Regulator Chatter on Cryptos Builds – Can Regulator Action Hurt Bitcoin (BTC) Again?
In late 2017 and early 2018, Bitcoin (BTC) and the broader crypto market tanked in response to regulatory action. This year, Bitcoin (BTC) and others have struck all-time highs. The threat from regulators remains, however.
The Bank of England
Over the weekend, the BoE voiced its concerns about the crypto markets and talked of the need to build a global framework. The BoE’s Financial Stability Report, released last week, had a section dedicated to crypto assets.
When considering the three other major headings, these being COVID and the Economy, Bank Resilience, and Mortgage Measures, there is no doubt that the BoE is eager to embed tighter rules and have greater oversight.
The Report stated that crypto assets currently pose limited direct risks to UK financial stability. However, they will present a number of financial stability risks if they continue to grow at their rapid pace, and as they become more interconnected with the wider financial system.
In recent years, institutional investors have increased crypto holdings as well as investments into crypto projects. The BoE highlighted in the report that a large fall in crypto asset valuations may cause institutional investors to sell other financial assets and potentially transmit shocks through the financial system.

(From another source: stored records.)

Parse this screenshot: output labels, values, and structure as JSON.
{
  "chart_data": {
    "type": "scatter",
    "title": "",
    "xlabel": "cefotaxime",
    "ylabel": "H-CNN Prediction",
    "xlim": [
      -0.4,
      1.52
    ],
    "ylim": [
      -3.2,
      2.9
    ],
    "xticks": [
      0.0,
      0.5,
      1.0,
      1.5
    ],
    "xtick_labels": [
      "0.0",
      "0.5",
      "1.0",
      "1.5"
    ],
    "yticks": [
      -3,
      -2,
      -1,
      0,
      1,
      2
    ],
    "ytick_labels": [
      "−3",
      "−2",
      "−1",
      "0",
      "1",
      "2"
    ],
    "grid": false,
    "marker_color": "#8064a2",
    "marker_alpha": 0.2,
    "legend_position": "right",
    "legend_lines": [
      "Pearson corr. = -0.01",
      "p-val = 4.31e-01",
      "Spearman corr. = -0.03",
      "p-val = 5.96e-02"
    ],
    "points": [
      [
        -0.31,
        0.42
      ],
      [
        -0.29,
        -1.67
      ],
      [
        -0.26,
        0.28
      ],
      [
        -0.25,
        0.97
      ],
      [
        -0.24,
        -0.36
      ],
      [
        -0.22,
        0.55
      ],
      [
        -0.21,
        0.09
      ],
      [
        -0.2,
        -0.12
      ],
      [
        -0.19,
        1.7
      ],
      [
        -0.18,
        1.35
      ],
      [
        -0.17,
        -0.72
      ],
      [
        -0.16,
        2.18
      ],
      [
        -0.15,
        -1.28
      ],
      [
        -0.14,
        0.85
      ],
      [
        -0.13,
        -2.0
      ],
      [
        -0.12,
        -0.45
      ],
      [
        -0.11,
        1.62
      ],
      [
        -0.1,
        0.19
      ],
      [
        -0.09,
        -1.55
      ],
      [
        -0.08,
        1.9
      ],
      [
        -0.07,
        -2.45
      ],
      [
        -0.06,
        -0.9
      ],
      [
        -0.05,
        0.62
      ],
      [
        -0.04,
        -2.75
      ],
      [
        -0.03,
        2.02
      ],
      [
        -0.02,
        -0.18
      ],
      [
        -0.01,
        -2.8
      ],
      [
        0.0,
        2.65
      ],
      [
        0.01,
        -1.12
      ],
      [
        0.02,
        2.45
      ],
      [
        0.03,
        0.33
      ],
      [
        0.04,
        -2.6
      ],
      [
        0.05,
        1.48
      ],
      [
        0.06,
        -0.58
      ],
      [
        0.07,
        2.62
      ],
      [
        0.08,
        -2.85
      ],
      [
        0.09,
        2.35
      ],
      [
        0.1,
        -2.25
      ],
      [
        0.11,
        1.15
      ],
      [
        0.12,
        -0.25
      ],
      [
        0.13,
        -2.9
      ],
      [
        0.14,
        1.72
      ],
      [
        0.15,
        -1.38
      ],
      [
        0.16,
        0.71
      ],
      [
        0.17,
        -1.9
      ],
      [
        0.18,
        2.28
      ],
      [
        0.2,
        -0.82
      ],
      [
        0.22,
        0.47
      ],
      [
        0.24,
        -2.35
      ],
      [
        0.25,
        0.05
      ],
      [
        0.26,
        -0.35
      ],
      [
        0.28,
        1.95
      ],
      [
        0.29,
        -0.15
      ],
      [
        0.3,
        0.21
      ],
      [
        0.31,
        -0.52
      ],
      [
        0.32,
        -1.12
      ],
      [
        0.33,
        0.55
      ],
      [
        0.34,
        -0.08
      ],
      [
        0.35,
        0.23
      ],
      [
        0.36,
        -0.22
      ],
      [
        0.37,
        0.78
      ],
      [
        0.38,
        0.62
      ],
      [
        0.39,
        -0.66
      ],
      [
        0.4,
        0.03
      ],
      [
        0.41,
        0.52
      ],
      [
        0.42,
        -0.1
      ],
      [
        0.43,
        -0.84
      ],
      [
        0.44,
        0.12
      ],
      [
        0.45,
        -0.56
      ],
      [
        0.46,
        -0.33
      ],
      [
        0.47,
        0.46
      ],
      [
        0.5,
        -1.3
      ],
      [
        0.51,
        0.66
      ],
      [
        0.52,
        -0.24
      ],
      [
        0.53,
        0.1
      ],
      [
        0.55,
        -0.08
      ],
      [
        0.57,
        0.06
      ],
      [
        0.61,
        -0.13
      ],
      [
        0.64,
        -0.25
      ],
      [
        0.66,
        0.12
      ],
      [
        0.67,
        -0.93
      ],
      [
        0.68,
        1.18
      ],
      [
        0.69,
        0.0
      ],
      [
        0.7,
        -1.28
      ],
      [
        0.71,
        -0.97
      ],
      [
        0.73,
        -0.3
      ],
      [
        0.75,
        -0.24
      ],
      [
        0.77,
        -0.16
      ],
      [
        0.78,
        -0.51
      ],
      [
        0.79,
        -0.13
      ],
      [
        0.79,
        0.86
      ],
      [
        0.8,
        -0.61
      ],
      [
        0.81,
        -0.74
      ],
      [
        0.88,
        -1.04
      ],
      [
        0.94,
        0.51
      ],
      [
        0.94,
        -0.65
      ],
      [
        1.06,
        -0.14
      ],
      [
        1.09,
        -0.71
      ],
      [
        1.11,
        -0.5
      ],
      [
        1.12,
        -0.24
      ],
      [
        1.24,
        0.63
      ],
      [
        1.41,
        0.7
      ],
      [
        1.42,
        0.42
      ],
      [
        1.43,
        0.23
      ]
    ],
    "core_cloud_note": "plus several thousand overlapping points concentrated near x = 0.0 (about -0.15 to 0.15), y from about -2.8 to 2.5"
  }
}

The focus from the BoE comes following Binance’s recent withdrawal from Singapore over regulatory issues. China and India are amongst other countries that have impacted the crypto markets.
Just last week, there were reports of the Reserve Bank of India (RBI) saying that it would prefer a complete ban on cryptocurrencies. This week, the markets had expected India’s parliament to vote on banning certain cryptos. Following the news of the RBI’s views, however, there were reports that the crypto bill was not presented to the lower house of parliament.

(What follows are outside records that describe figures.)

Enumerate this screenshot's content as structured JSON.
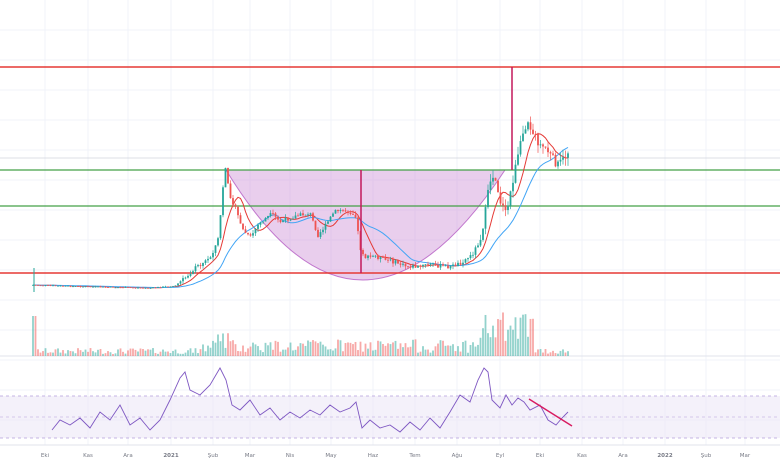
{
  "window": {
    "background": "#ffffff"
  },
  "x_axis": {
    "labels": [
      "Eki",
      "Kas",
      "Ara",
      "2021",
      "Şub",
      "Mar",
      "Nis",
      "May",
      "Haz",
      "Tem",
      "Ağu",
      "Eyl",
      "Eki",
      "Kas",
      "Ara",
      "2022",
      "Şub",
      "Mar"
    ]
  },
  "colors": {
    "candle_up": "#26a69a",
    "candle_down": "#ef5350",
    "ma_fast": "#e53935",
    "ma_slow": "#42a5f5",
    "cup_fill": "#ce93d8",
    "cup_stroke": "#ab47bc",
    "hline_red": "#e53935",
    "hline_green": "#43a047",
    "vline": "#c2185b",
    "rsi_line": "#7e57c2",
    "rsi_band": "#ede7f6",
    "trendline": "#d81b60",
    "grid": "#f0f3fa"
  },
  "chart_data": {
    "type": "candlestick",
    "panels": [
      "price",
      "volume",
      "rsi"
    ],
    "price": {
      "horizontal_levels": [
        {
          "label": "resistance-top",
          "color": "red"
        },
        {
          "label": "cup-rim",
          "color": "green"
        },
        {
          "label": "mid-support",
          "color": "green"
        },
        {
          "label": "base-support",
          "color": "red"
        }
      ],
      "moving_averages": [
        "red",
        "blue"
      ],
      "annotations": [
        "cup-shape",
        "vertical-measure-cup",
        "vertical-measure-breakout"
      ]
    },
    "rsi": {
      "band_levels": [
        70,
        30
      ],
      "trendline": "descending"
    }
  }
}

Unlike 2018, there are a number of key jurisdictions that are now considered crypto-friendly. As a result, price action across the crypto market suggests that a similar sell-off is unlikely to materialize. This is assuming that regulators across key crypto markets do not impose blanket bans on cryptos or even simply ban institutional investment.
Such an outcome would lead to a panic sell-off though returning to March 2020’s low of $4,000 seems unlikely.
As central banks and governments look to roll out their own digital currencies, however, anything is possible. This uncertainty could peg Bitcoin (BTC) and the crypto majors back from hitting new all-time highs.
At present, the chances of a global regulatory platform and oversight committee remains slim. This should, therefore, continue to allow jurisdictional arbitrage and support crypto asset price growth.
At the time of writing, Bitcoin (BTC) was up by 0.09% to $46,941. Avoiding sub-$46,680 levels would support a run at $48,000 levels on the day. Resistance at $48,500 remains a key level, near-term, however.